Um preso de 68 anos que não possui as duas pernas recebeu da Justiça de Santa Catarina uma ordem de prisão domiciliar condicionada ao uso de tornozeleira eletrônica. A situação gerou um impasse no Presídio Regional de Blumenau na noite desta quinta-feira (12), quando o sistema prisional e a Unidade de Monitoramento Eletrônico constataram que era tecnicamente impossível instalar o dispositivo no condenado.
Conforme documentos judiciais obtidos pelo Jornal Razão, o presidiário cumpre pena de 5 anos de reclusão em regime inicial semiaberto por conta de um homicídio em acidente de trânsito ocorrido há mais de 10 anos.
O apenado atualmente é cadeirante, teve ambos os membros inferiores amputados, apresenta quadro demencial prévio, depende de fraldas geriátricas e faz uso contínuo de diversos medicamentos. O médico do próprio presídio atestou que a unidade prisional não tem condições de manter e assistir o paciente com as patologias e limitações que apresenta.
Pedido de prisão domiciliar
A defesa, representada pelo advogado Diego Valgas (OAB/SC 34.887), do escritório Valgas Advogados, de Indaial, protocolou o pedido de conversão da pena em prisão domiciliar com monitoramento eletrônico no dia 11 de março de 2026, com base na condição de saúde do preso e na incompatibilidade entre o quadro clínico e o ambiente prisional.
O juiz Rafael de Araújo Rios Schmitt acolheu o pedido e concedeu a prisão domiciliar pelo prazo de 180 dias, com imposição de condições que incluíam o uso de monitoramento eletrônico. A ordem foi encaminhada ao Presídio Regional de Blumenau para cumprimento.
Impossibilidade técnica
Por volta das 22h do dia 12, o Presídio Regional de Blumenau informou à defesa que não havia como cumprir a soltura.
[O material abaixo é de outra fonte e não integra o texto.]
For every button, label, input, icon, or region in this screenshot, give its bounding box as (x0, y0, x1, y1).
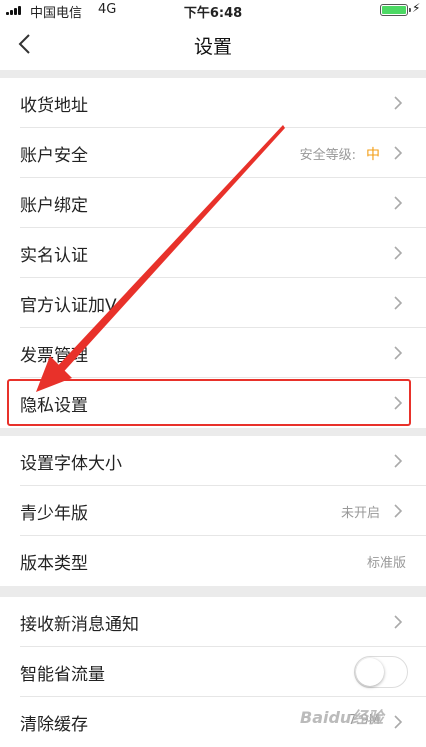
chevron-right-icon (394, 504, 403, 518)
row-label: 智能省流量 (20, 665, 105, 685)
row-label: 青少年版 (20, 504, 88, 524)
row-label: 实名认证 (20, 246, 88, 266)
toggle-knob (356, 658, 384, 686)
chevron-right-icon (394, 96, 403, 110)
chevron-right-icon (394, 196, 403, 210)
settings-row-data-saver: 智能省流量 (0, 647, 426, 697)
settings-row-clear-cache[interactable]: 清除缓存 7.9M (0, 697, 426, 747)
clock: 下午6:48 (183, 6, 243, 21)
settings-row-version-type: 版本类型 标准版 (0, 536, 426, 586)
row-label: 发票管理 (20, 346, 88, 366)
settings-row-privacy[interactable]: 隐私设置 (0, 378, 426, 428)
chevron-right-icon (394, 246, 403, 260)
battery-icon (380, 4, 411, 16)
version-type-value: 标准版 (366, 556, 406, 571)
settings-row-notifications[interactable]: 接收新消息通知 (0, 597, 426, 647)
chevron-right-icon (394, 396, 403, 410)
charging-icon: ⚡ (412, 1, 421, 15)
row-label: 版本类型 (20, 554, 88, 574)
nav-bar: 设置 (0, 20, 426, 70)
page-title: 设置 (193, 36, 232, 58)
settings-row-font-size[interactable]: 设置字体大小 (0, 436, 426, 486)
chevron-right-icon (394, 715, 403, 729)
settings-row-invoice[interactable]: 发票管理 (0, 328, 426, 378)
chevron-right-icon (394, 454, 403, 468)
settings-row-account-security[interactable]: 账户安全 安全等级: 中 (0, 128, 426, 178)
row-label: 账户安全 (20, 146, 88, 166)
chevron-right-icon (394, 146, 403, 160)
chevron-right-icon (394, 296, 403, 310)
security-level-text: 安全等级: 中 (299, 147, 380, 163)
settings-row-account-binding[interactable]: 账户绑定 (0, 178, 426, 228)
settings-row-real-name[interactable]: 实名认证 (0, 228, 426, 278)
settings-row-official-verify[interactable]: 官方认证加V (0, 278, 426, 328)
row-label: 账户绑定 (20, 196, 88, 216)
security-level-badge: 中 (366, 147, 380, 163)
settings-row-shipping-address[interactable]: 收货地址 (0, 78, 426, 128)
row-label: 设置字体大小 (20, 454, 122, 474)
data-saver-toggle[interactable] (354, 656, 408, 688)
youth-mode-status: 未开启 (340, 506, 380, 521)
row-label: 接收新消息通知 (20, 615, 139, 635)
chevron-right-icon (394, 615, 403, 629)
row-label: 清除缓存 (20, 715, 88, 735)
row-label: 隐私设置 (20, 396, 88, 416)
settings-row-youth-mode[interactable]: 青少年版 未开启 (0, 486, 426, 536)
chevron-right-icon (394, 346, 403, 360)
row-label: 收货地址 (20, 96, 88, 116)
status-bar: 中国电信 4G 下午6:48 ⚡ (0, 0, 426, 21)
row-label: 官方认证加V (20, 296, 117, 316)
cache-size: 7.9M (348, 713, 380, 728)
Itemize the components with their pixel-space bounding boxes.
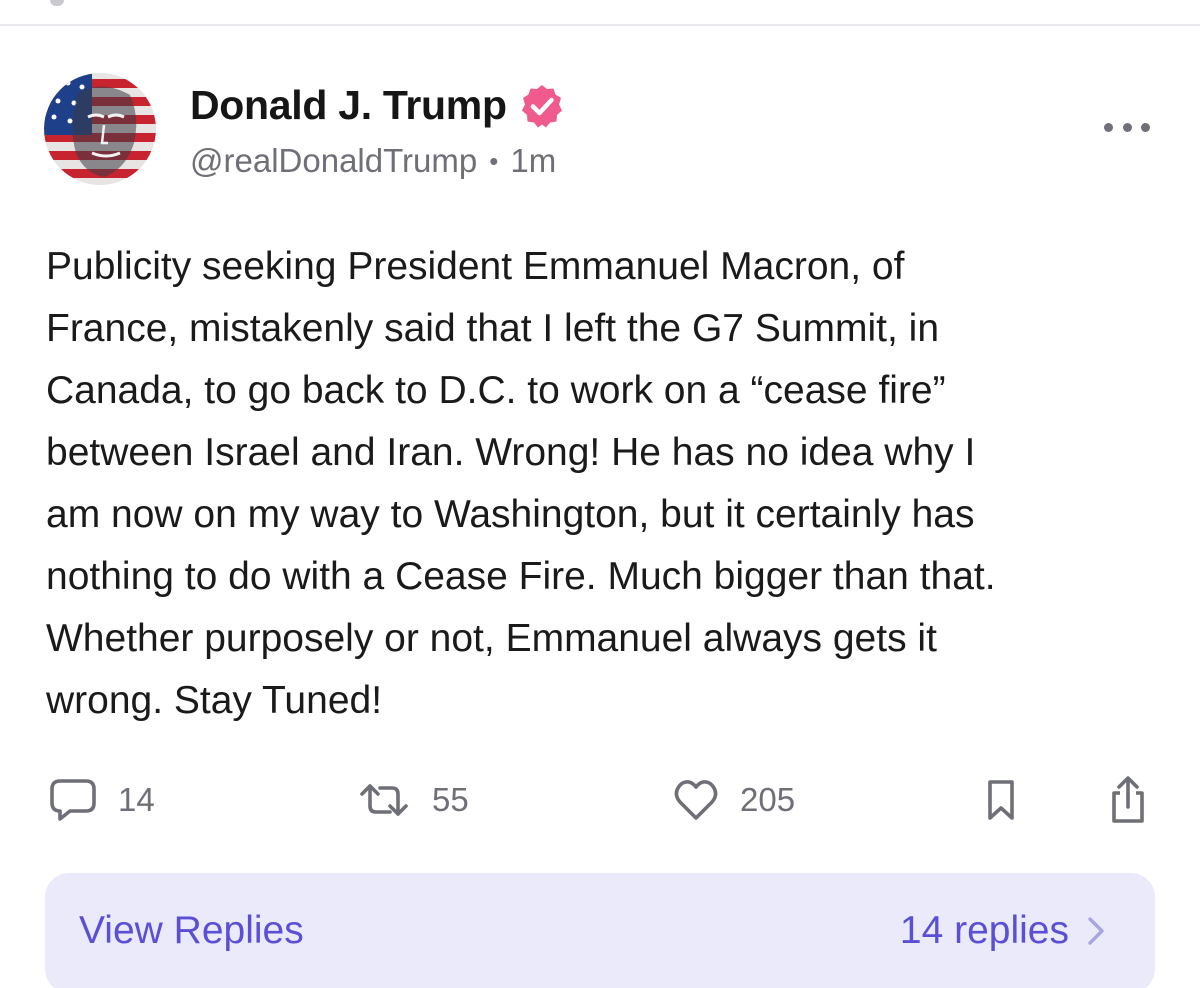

Em contato com a Unidade de Monitoramento Eletrônico (UME), foi constatada a impossibilidade técnica de instalar o dispositivo, uma vez que o condenado não possui as duas pernas e, portanto, obviamente, não atende aos critérios mínimos para aplicação da tornozeleira.
O advogado Diego Valgas acompanhou a situação do lado de fora do presídio e publicou vídeos em suas redes sociais questionando como a Justiça poderia exigir tornozeleira de um preso sem pernas. Segundo Valgas, o cliente permanecia detido enquanto se buscava uma solução para viabilizar o cumprimento da decisão judicial.
Diante do impasse, Valgas peticionou em regime de plantão pedindo a apreciação imediata da situação, argumentando que manter o preso no cárcere após a concessão da domiciliar, apenas porque não havia como instalar a tornozeleira, configurava constrangimento ilegal.
Plantão judiciário determina soltura
A juíza plantonista Maria Augusta Tonioli, do TJSC, acolheu prontamente o pedido e, em decisão proferida na madrugada do dia 13 de março de 2026, às 00h04, dispensou o uso do monitoramento eletrônico diante da impossibilidade técnica certificada pela UME e determinou a soltura imediata. As demais condições da prisão domiciliar foram mantidas integralmente, sob pena de revogação do benefício em caso de descumprimento.
A magistrada determinou urgência no cumprimento e ordenou que a Administração Prisional, a UME, o Ministério Público e a defesa fossem comunicados. O caso expõe uma lacuna operacional no sistema de execução penal catarinense, em que a decisão judicial padrão de monitoramento eletrônico foi aplicada sem considerar a condição física do apenado, gerando um impasse que só foi resolvido horas depois, com nova intervenção judicial. O réu encontra-se atualmente em prisão domiciliar — sem o uso de tornozeleira.